In Piney Bobs post of Dec 27th he speaks of hard costs, he like many other forget about Overhead. It costs the company alot of money for these facilities, and that needs to be factored into the Hard Cost theat Bob speaks about. The problem is with a shrinking fleet you have less aircraft to spread those costs over on, thus the overhead cost per aircraft is more, driving up the cost per airplane, thus making keeping it in-house over outsourcing. Why do you think stsrt-ups outsource, it is to keep their overhead low. Unfortunatly all of the legacy carries are high overhead operations. Also, Overheadf is a FIXED COST, and business try to make costs variable, because they only have a cost when a service is required. One of my favorite quotes on high fixed costs of an airline is from Richard Branson. If you can lease it over buying it; leaee it, if you can rent it over leasing it; rent it, if you can borrow it over renting it borrow it. Therefore when the airlines are sheading these MTC facilities they are reducing their fixed expense, thus lowering their break even point.
I would give an example on one of the speciality shops. One of my "favoriate" the coffe pot shop. For example it costs $900.00 to repair an average coffee pot, and it takes one person one day to complete the repair. And there are 250 coffee pots per year to repair. At that point everbody is happy sine the shop is being fully utilized, and the shop is keeping up with the work. If you take the textbook costing of a service business 33% of the cost is labor ($300.00) 33% for parts ($300.00) and 33% for overhead ($300.00)

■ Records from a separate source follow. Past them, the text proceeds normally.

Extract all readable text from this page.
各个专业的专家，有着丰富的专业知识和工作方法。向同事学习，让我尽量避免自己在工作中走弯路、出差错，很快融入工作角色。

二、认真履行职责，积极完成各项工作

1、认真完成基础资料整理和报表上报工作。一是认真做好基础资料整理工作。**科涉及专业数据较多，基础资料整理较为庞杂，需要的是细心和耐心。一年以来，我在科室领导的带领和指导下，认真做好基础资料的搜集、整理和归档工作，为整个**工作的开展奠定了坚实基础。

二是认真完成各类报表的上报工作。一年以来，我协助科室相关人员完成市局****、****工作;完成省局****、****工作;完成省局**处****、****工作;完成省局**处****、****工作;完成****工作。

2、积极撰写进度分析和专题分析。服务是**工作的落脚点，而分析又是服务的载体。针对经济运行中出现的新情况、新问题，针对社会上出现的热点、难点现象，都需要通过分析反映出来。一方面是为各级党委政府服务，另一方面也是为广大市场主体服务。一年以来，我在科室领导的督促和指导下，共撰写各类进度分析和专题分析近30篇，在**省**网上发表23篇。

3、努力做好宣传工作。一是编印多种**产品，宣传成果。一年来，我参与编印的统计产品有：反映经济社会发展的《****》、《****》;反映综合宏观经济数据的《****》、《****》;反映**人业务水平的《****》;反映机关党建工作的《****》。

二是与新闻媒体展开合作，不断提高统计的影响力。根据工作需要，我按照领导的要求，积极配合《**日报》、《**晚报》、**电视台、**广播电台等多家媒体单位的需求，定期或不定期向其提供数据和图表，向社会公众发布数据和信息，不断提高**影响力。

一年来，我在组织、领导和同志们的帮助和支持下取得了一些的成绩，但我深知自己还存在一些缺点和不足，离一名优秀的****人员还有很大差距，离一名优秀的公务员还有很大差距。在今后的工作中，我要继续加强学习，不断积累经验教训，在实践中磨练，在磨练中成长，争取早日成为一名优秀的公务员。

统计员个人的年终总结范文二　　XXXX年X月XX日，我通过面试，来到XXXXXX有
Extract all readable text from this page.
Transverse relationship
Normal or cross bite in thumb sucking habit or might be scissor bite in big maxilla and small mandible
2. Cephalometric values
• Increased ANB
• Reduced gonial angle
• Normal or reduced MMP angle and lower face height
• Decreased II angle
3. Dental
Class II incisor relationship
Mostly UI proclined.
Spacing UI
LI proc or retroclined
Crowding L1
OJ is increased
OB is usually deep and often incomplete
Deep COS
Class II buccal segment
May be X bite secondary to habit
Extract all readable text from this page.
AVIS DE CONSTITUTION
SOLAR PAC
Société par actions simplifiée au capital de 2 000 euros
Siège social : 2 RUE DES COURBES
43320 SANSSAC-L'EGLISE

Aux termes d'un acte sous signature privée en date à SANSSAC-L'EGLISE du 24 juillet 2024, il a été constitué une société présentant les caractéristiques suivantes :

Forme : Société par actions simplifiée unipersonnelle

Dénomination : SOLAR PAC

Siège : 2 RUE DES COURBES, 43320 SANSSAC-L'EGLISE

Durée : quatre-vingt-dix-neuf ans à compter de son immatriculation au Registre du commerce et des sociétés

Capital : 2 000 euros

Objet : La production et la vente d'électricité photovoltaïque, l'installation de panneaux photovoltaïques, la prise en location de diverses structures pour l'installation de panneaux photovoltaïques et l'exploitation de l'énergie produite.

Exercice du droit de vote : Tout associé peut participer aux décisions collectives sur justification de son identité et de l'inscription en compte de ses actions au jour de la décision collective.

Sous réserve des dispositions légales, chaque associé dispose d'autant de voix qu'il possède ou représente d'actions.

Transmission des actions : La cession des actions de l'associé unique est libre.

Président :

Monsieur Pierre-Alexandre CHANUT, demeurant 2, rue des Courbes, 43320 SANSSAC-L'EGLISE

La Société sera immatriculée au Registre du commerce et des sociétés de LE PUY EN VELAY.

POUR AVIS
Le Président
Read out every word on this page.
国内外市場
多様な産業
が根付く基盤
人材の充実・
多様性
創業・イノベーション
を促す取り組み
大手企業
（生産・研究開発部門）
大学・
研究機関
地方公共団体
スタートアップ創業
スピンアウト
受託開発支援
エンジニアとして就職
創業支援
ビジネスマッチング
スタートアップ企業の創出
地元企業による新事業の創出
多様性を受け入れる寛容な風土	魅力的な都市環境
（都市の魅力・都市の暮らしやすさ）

Now the airline has shrunk, and there are only 125 coffee pots to repair (50% of capicity) the cost of the repair will go up. You now have the same overhead to spread over fewer coffee pots so the the overhead is now $600.00 per coffee pot, you still have the same tech, and union contract states he can't do anything else, and he needs 40 hour per week so labor cost is $600.00 per coffee pot, the parts remain the same $300.00, so the total cost now is $1,500.00.
So when out sourcing costs $1,200.00 it is a deal for today's airline, but more expensive than in past years keeping it in-house.
So, the company choose to out-source. One other opition is what Air Canada did; improve the productivity of their shops to be competitive, and sell the excess capicity to other airlines so that the fixed costs are absorbed by maximum amout of repair possible.
Bob is also very correct about Supply Chain costs, and the cost of Inventory of spares. But that accounting 101 is for another day.
So if I follow Bob's post about ways to bring work back in-house, It is not only labor dollars, work rules that need to be looked at, how the company manages repairs, and controls the overhead if they are to be sucessful at utilizing the facilities at 90% plus of capicaty.